When in Rome
I recently traveled to Rome for the first time and the saying “When in Rome, do as the Romans do” kept going through my mind. So, of course, I gulped down cappuccinos and pastries at snack bars, imbibed vast quantities of vino, spoke the little Italian I picked up along the way and also went to work – well sort of. I visited the Leo Burnett Rome office and was warmly greeted with several “buongiornos” and “ciaos.” With 55 employees and a full kitchen (yes, they cook there) including a fabulous cappuccino machine, it was quite a change from the Chicago office. It was interesting to learn that Leo Burnett Rome doesn’t employ User Experience Design professionals like Interaction Designers and Content Strategists, but they do employ Architects and Interior Designers. Quite often they create tradeshow displays, storefronts and even office spaces for many of their clients.
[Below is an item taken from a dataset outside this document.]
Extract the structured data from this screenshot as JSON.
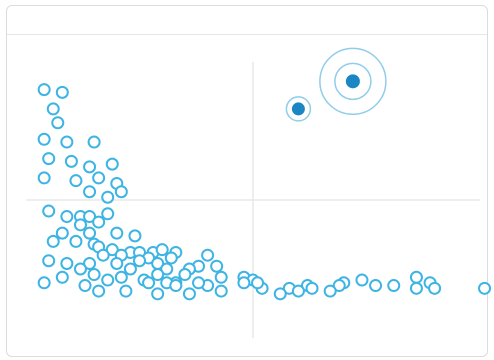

Leo Burnett Italia consists of offices in Milan, Turin and Rome. Many of the digital projects are handled at the Milan office and employees across the three offices often work together on client projects and campaigns. I met with the General Manager, Fabio Bianchi, and he introduced me to several Roman Burnetters and shared some of the really cool work they’ve created in the old country.
The controversial Amica Chips commercial was quite memorable. The humorous 30-second spot, starring the famous pornography star Rocco Siffredi, uses a play on words with “chips,” which has a double meaning in Italian slang. The Association of Catholic Families considered the ad offensive and asked the TV Authority to withdraw it. Though it only aired once, the spot brought success to the brand and Leo Burnett through media coverage, YouTube views and bloggers who wanted the commercial back on the air. When it was finally reinstated with a few smart changes, fans rejoiced and Amica Chips’ CEO couldn’t be happier with increased sales of 27 percent.
A more recent campaign was the AVIS Save the Life campaign. Most young Italians do not donate blood because they are not personally affected. The demand for blood seems distant for them and the agency wanted to bring that demand closer to home. This effort was created to help recruit more young donors and catch the attention of young people where they have all their friendships – Facebook. The Save the Life video was made for Facebook and allows users to create their own version of the film from their POV and send to a friend, asking “Will you help your friend?” After watching and sharing a version of their own, users receive a personal invitation to donate blood. Customizing the video definitely gets the message across in a clear way, which will hopefully result in more blood donation appointments and ultimately more saved lives.
I’m glad I had the opportunity to visit Leo Burnett Rome. It was refreshing to see how another office operates and learn about the cultural differences and obstacles we have to overcome in order to change the way people think. From Chicago to Rome, there’s still an underlying theme: To be the world’s best creator of ideas that truly move people – bar none.